Hamm, then 30, went on to score seven more goals during the WUSA season, helping the Freedom advance to the Founders Cup title game, where her team fell 3–2 to the Carolina Courage.

Abby Wambach


After leading the U.S. to its third straight Olympic gold, Wambach received 20.67% of votes to beat out Brazil’s Marta (13.5%) and American teammate Alex Morgan (10.87%) for FIFA’s top honor in 2012.

“Winning any individual award is a product of the team you play for,” Wambach said in her acceptance speech for the award at the Ballon d’Or gala in Zurich. “I’ve never scored a goal without receiving a pass from my teammates.” 

Wambach, then 32, scored five times at the London Games and won the tournament’s Golden Ball, which is given to its top performer.

In 2012, she increased her career goals total to 152, bringing her within six scores of tying Hamm’s international record of 158. Wambach would ultimately surpass Hamm’s mark in June 2013.

The striker finished her award-winning year with 24 goals.

Carli Lloyd


Lloyd scored 18 goals for the U.S. women’s national team in 2015, helping her win FIFA World Player of the Year as well as U.S. Soccer’s female player of the year honors. 

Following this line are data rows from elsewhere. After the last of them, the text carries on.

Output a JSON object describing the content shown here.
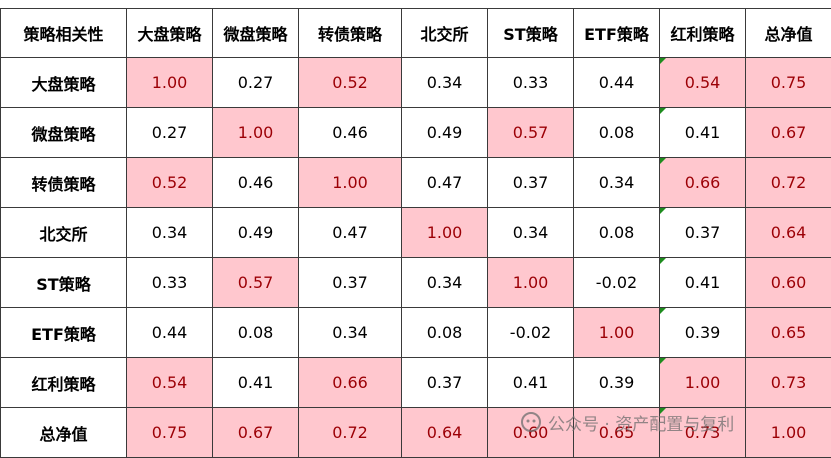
{
  "table": {
    "header": [
      "策略相关性",
      "大盘策略",
      "微盘策略",
      "转债策略",
      "北交所",
      "ST策略",
      "ETF策略",
      "红利策略",
      "总净值"
    ],
    "rows": [
      [
        "大盘策略",
        "1.00",
        "0.27",
        "0.52",
        "0.34",
        "0.33",
        "0.44",
        "0.54",
        "0.75"
      ],
      [
        "微盘策略",
        "0.27",
        "1.00",
        "0.46",
        "0.49",
        "0.57",
        "0.08",
        "0.41",
        "0.67"
      ],
      [
        "转债策略",
        "0.52",
        "0.46",
        "1.00",
        "0.47",
        "0.37",
        "0.34",
        "0.66",
        "0.72"
      ],
      [
        "北交所",
        "0.34",
        "0.49",
        "0.47",
        "1.00",
        "0.34",
        "0.08",
        "0.37",
        "0.64"
      ],
      [
        "ST策略",
        "0.33",
        "0.57",
        "0.37",
        "0.34",
        "1.00",
        "-0.02",
        "0.41",
        "0.60"
      ],
      [
        "ETF策略",
        "0.44",
        "0.08",
        "0.34",
        "0.08",
        "-0.02",
        "1.00",
        "0.39",
        "0.65"
      ],
      [
        "红利策略",
        "0.54",
        "0.41",
        "0.66",
        "0.37",
        "0.41",
        "0.39",
        "1.00",
        "0.73"
      ],
      [
        "总净值",
        "0.75",
        "0.67",
        "0.72",
        "0.64",
        "0.60",
        "0.65",
        "0.73",
        "1.00"
      ]
    ],
    "highlight": [
      [
        true,
        false,
        true,
        false,
        false,
        false,
        true,
        true
      ],
      [
        false,
        true,
        false,
        false,
        true,
        false,
        false,
        true
      ],
      [
        true,
        false,
        true,
        false,
        false,
        false,
        true,
        true
      ],
      [
        false,
        false,
        false,
        true,
        false,
        false,
        false,
        true
      ],
      [
        false,
        true,
        false,
        false,
        true,
        false,
        false,
        true
      ],
      [
        false,
        false,
        false,
        false,
        false,
        true,
        false,
        true
      ],
      [
        true,
        false,
        true,
        false,
        false,
        false,
        true,
        true
      ],
      [
        true,
        true,
        true,
        true,
        true,
        true,
        true,
        true
      ]
    ],
    "highlight_color": "#ffc7ce",
    "highlight_text_color": "#9c0006"
  },
  "watermark": "公众号 · 资产配置与复利"
}
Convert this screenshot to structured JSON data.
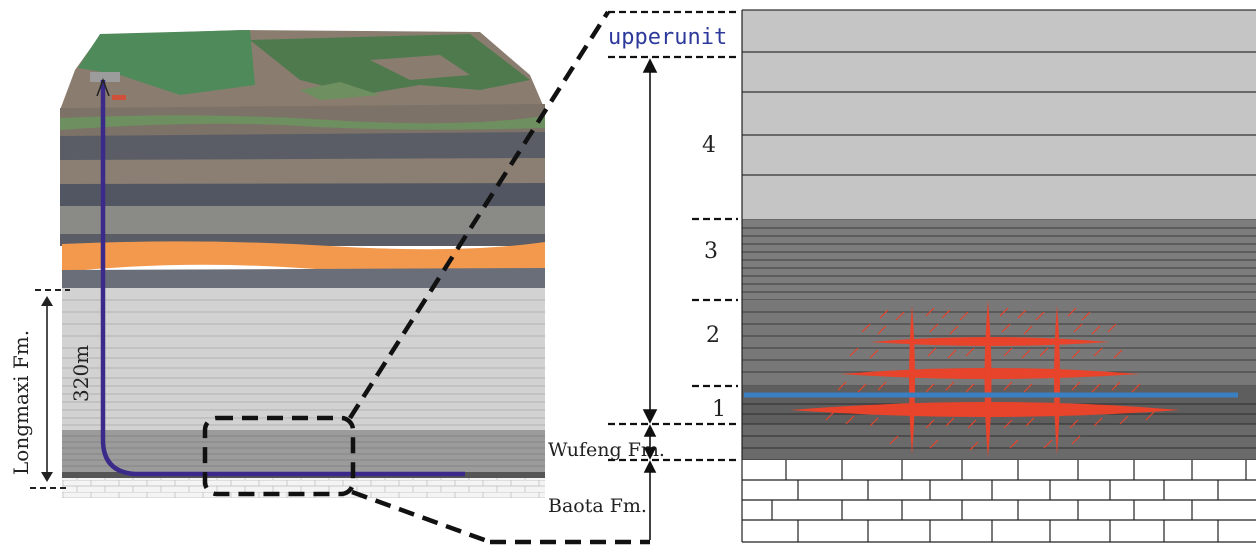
{
  "left": {
    "thickness_label": "320m",
    "formation_longmaxi": "Longmaxi Fm.",
    "formation_wufeng": "Wufeng Fm.",
    "formation_baota": "Baota Fm."
  },
  "right": {
    "upper_unit": "upperunit",
    "units": [
      "1",
      "2",
      "3",
      "4"
    ]
  },
  "colors": {
    "well_path": "#3b2a8a",
    "fracture": "#e8432b",
    "horizontal_well": "#3a7fc1",
    "orange_layer": "#f2994e",
    "green_surface": "#4f8a5a"
  }
}
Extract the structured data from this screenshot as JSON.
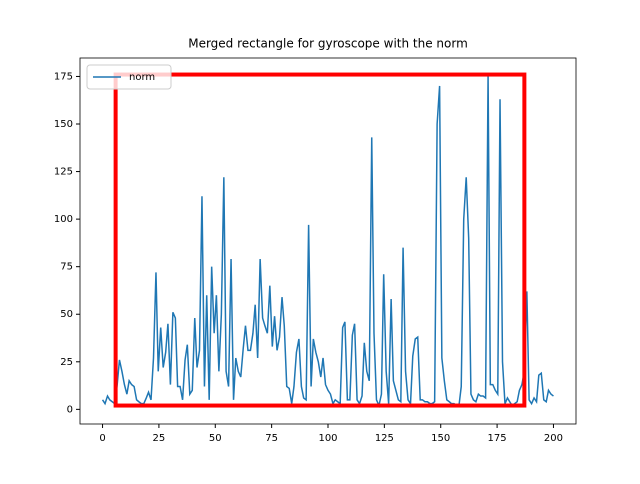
{
  "chart_data": {
    "type": "line",
    "title": "Merged rectangle for gyroscope with the norm",
    "x": [
      0,
      1.1,
      2.2,
      3.2,
      4.3,
      5.4,
      6.5,
      7.5,
      8.6,
      9.7,
      10.8,
      11.8,
      12.9,
      14,
      15.1,
      16.1,
      17.2,
      18.3,
      19.4,
      20.4,
      21.5,
      22.6,
      23.7,
      24.7,
      25.8,
      26.9,
      28,
      29,
      30.1,
      31.2,
      32.3,
      33.3,
      34.4,
      35.5,
      36.6,
      37.6,
      38.7,
      39.8,
      40.9,
      41.9,
      43,
      44.1,
      45.2,
      46.2,
      47.3,
      48.4,
      49.5,
      50.5,
      51.6,
      52.7,
      53.8,
      54.8,
      55.9,
      57,
      58.1,
      59.1,
      60.2,
      61.3,
      62.4,
      63.4,
      64.5,
      65.6,
      66.7,
      67.7,
      68.8,
      69.9,
      71,
      72,
      73.1,
      74.2,
      75.3,
      76.3,
      77.4,
      78.5,
      79.6,
      80.6,
      81.7,
      82.8,
      83.9,
      84.9,
      86,
      87.1,
      88.2,
      89.2,
      90.3,
      91.4,
      92.5,
      93.5,
      94.6,
      95.7,
      96.8,
      97.8,
      98.9,
      100,
      101.1,
      102.2,
      103.2,
      104.3,
      105.4,
      106.5,
      107.5,
      108.6,
      109.7,
      110.8,
      111.8,
      112.9,
      114,
      115.1,
      116.1,
      117.2,
      118.3,
      119.4,
      120.4,
      121.5,
      122.6,
      123.7,
      124.7,
      125.8,
      126.9,
      128,
      129,
      130.1,
      131.2,
      132.3,
      133.3,
      134.4,
      135.5,
      136.6,
      137.6,
      138.7,
      139.8,
      140.9,
      141.9,
      143,
      144.1,
      145.2,
      146.2,
      147.3,
      148.4,
      149.5,
      150.5,
      151.6,
      152.7,
      153.8,
      154.8,
      155.9,
      157,
      158.1,
      159.1,
      160.2,
      161.3,
      162.4,
      163.4,
      164.5,
      165.6,
      166.7,
      167.7,
      168.8,
      169.9,
      171,
      172,
      173.1,
      174.2,
      175.3,
      176.3,
      177.4,
      178.5,
      179.6,
      180.6,
      181.7,
      182.8,
      183.9,
      184.9,
      186,
      187.1,
      188.2,
      189.2,
      190.3,
      191.4,
      192.5,
      193.5,
      194.6,
      195.7,
      196.8,
      197.8,
      198.9,
      200
    ],
    "series": [
      {
        "name": "norm",
        "color": "#1f77b4",
        "values": [
          5,
          3,
          7,
          5,
          4,
          3,
          13,
          26,
          20,
          13,
          8,
          15,
          13,
          12,
          5,
          4,
          3,
          3,
          6,
          9,
          5,
          27,
          72,
          20,
          43,
          22,
          30,
          45,
          13,
          51,
          48,
          12,
          12,
          5,
          26,
          34,
          8,
          10,
          48,
          22,
          31,
          112,
          12,
          60,
          5,
          75,
          40,
          60,
          20,
          50,
          122,
          20,
          12,
          79,
          5,
          27,
          20,
          17,
          32,
          44,
          31,
          31,
          40,
          55,
          27,
          79,
          48,
          44,
          40,
          65,
          33,
          49,
          31,
          38,
          59,
          44,
          12,
          11,
          3,
          12,
          30,
          37,
          12,
          6,
          5,
          97,
          12,
          37,
          30,
          25,
          17,
          27,
          13,
          10,
          8,
          3,
          5,
          4,
          3,
          43,
          46,
          5,
          5,
          39,
          45,
          5,
          3,
          7,
          35,
          20,
          15,
          143,
          40,
          5,
          2,
          8,
          71,
          20,
          3,
          58,
          15,
          10,
          5,
          4,
          85,
          20,
          5,
          3,
          28,
          37,
          38,
          5,
          5,
          4,
          4,
          3,
          3,
          4,
          150,
          170,
          27,
          15,
          5,
          4,
          3,
          3,
          2,
          2,
          12,
          100,
          122,
          90,
          8,
          5,
          4,
          8,
          7,
          7,
          6,
          176,
          13,
          13,
          10,
          8,
          163,
          25,
          3,
          6,
          4,
          2,
          3,
          4,
          10,
          13,
          20,
          62,
          5,
          3,
          6,
          4,
          18,
          19,
          5,
          4,
          10,
          8,
          7
        ]
      }
    ],
    "rectangle": {
      "x": [
        5.8,
        187.1
      ],
      "y": [
        2,
        176
      ],
      "color": "#ff0000"
    },
    "xlim": [
      -10,
      210
    ],
    "ylim": [
      -7.7,
      184.7
    ],
    "xticks": [
      0,
      25,
      50,
      75,
      100,
      125,
      150,
      175,
      200
    ],
    "yticks": [
      0,
      25,
      50,
      75,
      100,
      125,
      150,
      175
    ],
    "grid": false,
    "legend": "upper left"
  }
}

The 33-year-old turned in one of the finest individual performances ever in a World Cup final, men’s or women’s, scoring a hat trick in the first 16 minutes of the U.S. women's national team's victory over Japan on July 5. 

Her third and final goal of the match was a 50-yard strike from around midfield, one of 10 goals nominated for FIFA’s Goal of the Year. Lloyd’s was the only goal scored by a woman to be nominated. 

Lloyd captured the Women’s World Cup’s Golden Ball and Silver Boot awards after netting six goals in the tournament and becoming the first female player to score in four straight knockout round matches. Along with winning the World Cup, the United States went 20–4–2 in 2015, with its only losses coming in friendly matches.

Lloyd also starred for the NWSL’s Houston Dash in 2015, scoring four goals—including three game-winners—in 12 matches.